# This is my cool Pipeline

### Step 1: Import everything and load variables

In [2]:
import pyterrier as pt
import pandas as pd
from tira.third_party_integrations import ensure_pyterrier_is_loaded, get_input_directory_and_output_directory, persist_and_normalize_run
import json
from tqdm import tqdm
import os

ensure_pyterrier_is_loaded()
input_directory, output_directory = get_input_directory_and_output_directory('./sample-input-full-rank')
from pyterrier_colbert.ranking import ColBERTFactory


I will use a small hardcoded example located in ./sample-input-full-rank.
The output directory is /tmp/


### Step 2: Load the Data

In [3]:
print('Step 2: Load the data.')

queries = pt.io.read_topics(input_directory + '/queries.xml', format='trecxml')

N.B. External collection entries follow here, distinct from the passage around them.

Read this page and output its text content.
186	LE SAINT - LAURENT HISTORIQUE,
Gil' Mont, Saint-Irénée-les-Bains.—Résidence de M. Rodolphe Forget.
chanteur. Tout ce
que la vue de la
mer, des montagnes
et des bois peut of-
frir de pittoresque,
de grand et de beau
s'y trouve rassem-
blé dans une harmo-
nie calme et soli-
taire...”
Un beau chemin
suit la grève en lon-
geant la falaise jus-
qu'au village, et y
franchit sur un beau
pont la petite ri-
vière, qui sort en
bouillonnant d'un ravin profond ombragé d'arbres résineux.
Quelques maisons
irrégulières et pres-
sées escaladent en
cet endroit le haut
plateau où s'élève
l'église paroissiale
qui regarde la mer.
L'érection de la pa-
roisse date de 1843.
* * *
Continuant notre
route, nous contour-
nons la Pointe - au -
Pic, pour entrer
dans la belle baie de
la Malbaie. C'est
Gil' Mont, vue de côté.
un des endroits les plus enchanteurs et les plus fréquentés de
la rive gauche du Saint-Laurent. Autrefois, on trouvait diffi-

documents = [json.loads(i) for i in open(input_directory + '/documents.jsonl', 'r')]


Step 2: Load the data.


### Step 3: Create the Index

In [4]:
print('Step 3: Create the Index.')

!rm -Rf ./index
iter_indexer = pt.IterDictIndexer("./index", meta={'docno' : 100, 'text': 10240})
index_ref = iter_indexer.index(tqdm(documents))


Step 3: Create the Index.


100%|███████████████████████████████████████████████████████████████████████████████████████████████████████████████| 5/5 [00:00<00:00, 10.51it/s]


In [5]:
bm25 = pt.BatchRetrieve(index_ref, wmodel="BM25", metadata=['docno', 'text'])

    
pytcolbert = ColBERTFactory(os.environ['MODEL_NAME'], "/index", "index")

pipeline = bm25 % 1000 >> pytcolbert.text_scorer(verbose=True)

Some weights of the model checkpoint at bert-base-uncased were not used when initializing ColBERT: ['cls.predictions.transform.dense.weight', 'cls.predictions.transform.LayerNorm.weight', 'cls.predictions.bias', 'cls.predictions.transform.LayerNorm.bias', 'cls.predictions.decoder.weight', 'cls.seq_relationship.bias', 'cls.predictions.transform.dense.bias', 'cls.seq_relationship.weight']
- This IS expected if you are initializing ColBERT from the checkpoint of a model trained on another task or with another architecture (e.g. initializing a BertForSequenceClassification model from a BertForPreTraining model).
- This IS NOT expected if you are initializing ColBERT from the checkpoint of a model that you expect to be exactly identical (initializing a BertForSequenceClassification model from a BertForSequenceClassification model).
Some weights of ColBERT were not initialized from the model checkpoint at bert-base-uncased and are newly initialized: ['linear.weight']
You should probably TRAI

[May 03, 20:02:45] #> Loading model checkpoint.
[May 03, 20:02:45] #> Loading checkpoint http://www.dcs.gla.ac.uk/~craigm/colbert.dnn.zip




[May 03, 20:03:00] #> checkpoint['epoch'] = 0
[May 03, 20:03:00] #> checkpoint['batch'] = 44500


### Step 4: Create Run

In [6]:
print('Step 4: Create Run.')
run = pipeline(queries)

Step 4: Create Run.


100%|████████████████████████████████████████████████████████████████████████████████████████████████████████████████| 2/2 [00:00<00:00,  2.99q/s]


In [7]:
run

Unnamed: 0,qid,query,docno,score,rank
0,1,fox jumps above animal,pangram-04,21.435955,0
1,1,fox jumps above animal,pangram-02,20.018982,1
2,1,fox jumps above animal,pangram-03,14.482786,2
3,1,fox jumps above animal,pangram-01,12.042614,3
4,2,multiple animals including a zebra,pangram-03,20.021858,0
5,2,multiple animals including a zebra,pangram-01,16.255941,1
6,2,multiple animals including a zebra,pangram-05,16.099251,2


### Step 5: Persist Run

In [8]:
print('Step 5: Persist Run.')

persist_and_normalize_run(run, output_file=output_directory, system_name='colbert', depth=1000)

Step 5: Persist Run.